A lecture on resolving conflict with EI
Today, as part of our Soft Skills Programme, we had an orientation programme where we had a lecture by Prof. Johannes Samuel, Assistant Professor of Social Work, on the topic "Resolving Conflict with Emotional Intelligence."
First of all, it was an interesting session. Throughout the session, he kept us engaged through his concepts, brilliant explanations, and, of course, his unique examples.
First, to gain our attention, he wanted us to say "Yes" whenever he said the Gen Z word "Delulu." The very word itself caught people's attention. So whenever he said "Delulu," that too in a particular tone, he wanted us to say "Yes" again in the same tone he uttered it.
He began his lecture by introducing terms like IQ (Intelligence Quotient) and EQ (Emotional Quotient), which represent two distinct categories of human intelligence that dictate how we think, feel, and interact with the world. (Internet)
He had a small interactive questionnaire session, asking us to raise our hands if we had been in certain situations. For example, whether we had ever been misunderstood, ever had regret after a conflict, and so on.
Of course, you readers can imagine how many hands would've gone up, as these scenarios are very common in our lives and most of us would've come across such moments.
Next, he stressed upon conflict and how it occurs. In his words, "conflict is a difference in needs, goals, values, expectations, and perceptions".
"Poor handling creates problems,
not the very conflict itself".
Omg, he said an ultimate truth which many of us rarely realise, I would say.
Few people have the habit of breaking things or losing control over their language. But this isn't how we should handle a problem. Though we may have strong points, the way we present them matters. If that isn't appropriate, no one would care to listen, even though our points may be meaningful. So, handling an issue with precision and carefulness, without losing control, is very important.

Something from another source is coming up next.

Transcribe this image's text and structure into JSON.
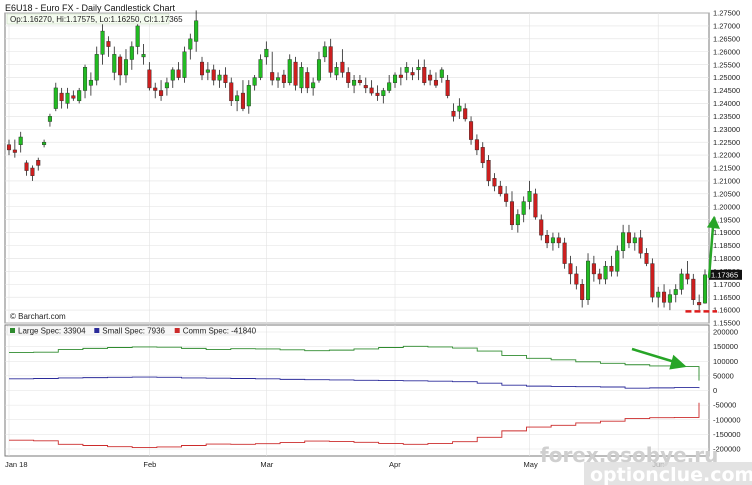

You can read my blog on The Weight of Words, where I've talked about how anger is often glorified. But at the end of the day, you'll be remembered for the negative emotions you expressed during that heated moment, not for the sensible points you made. So, words should be carefully chosen. That's why some people prefer to remain silent. But again, even those people, after some time, should make the person who caused the pain realise that he or she has hurt them, and that is why they remained silent. Only when this communication happens does the boiling turmoil settle and begin to heal.
To continue, he shared tips on how to resolve conflicts, like:
Open communication,
Active listening,
EQ,
Impartiality,
and, most importantly,
Patience.
The main motto is SELF-AWARENESS. The three key words were: To understand,manage,and respond to one's own emotions as well as others'.
This is very important.
And what is easier among these two? To understand ourselves or to understand others As he said, which I too agree with, understanding ourselves is easier as we know who we are and how we react and respond. So regulating and managing ourselves is possible because it's in our hands.
At the same time, understanding others is equally important. Though at times it requires lots of effort and can sometimes be tiring, never ever should we believe that we are always right.
As he said, in any conflict, our mistake will always be there too. Never ever should we blame others alone. As empathy is very important, in situations where we feel they are the only ones at fault, we should try putting ourselves in their shoes, which will make us realise many untold things.
The Emotional Escalation Ladder illustration was interesting. He explained how a small incident can become a big argument and how a triggering word can lead to a broken relationship.That's very true. In sir's words, winning a relationship is more important than winning an argument. Basically, ego shouldn't be there.
We were also educated on Betari's Box Model. It describes how one's attitude and behaviour affect the other person, and how it kind of becomes a vicious cycle that never ends.
One more statement I liked, and one that I've already written in my blogs as well, is:
"Don't react, but respond."
With this valuable takeaway, I think I shall conclude this blog. Thank you. I Hope you all too find this informative.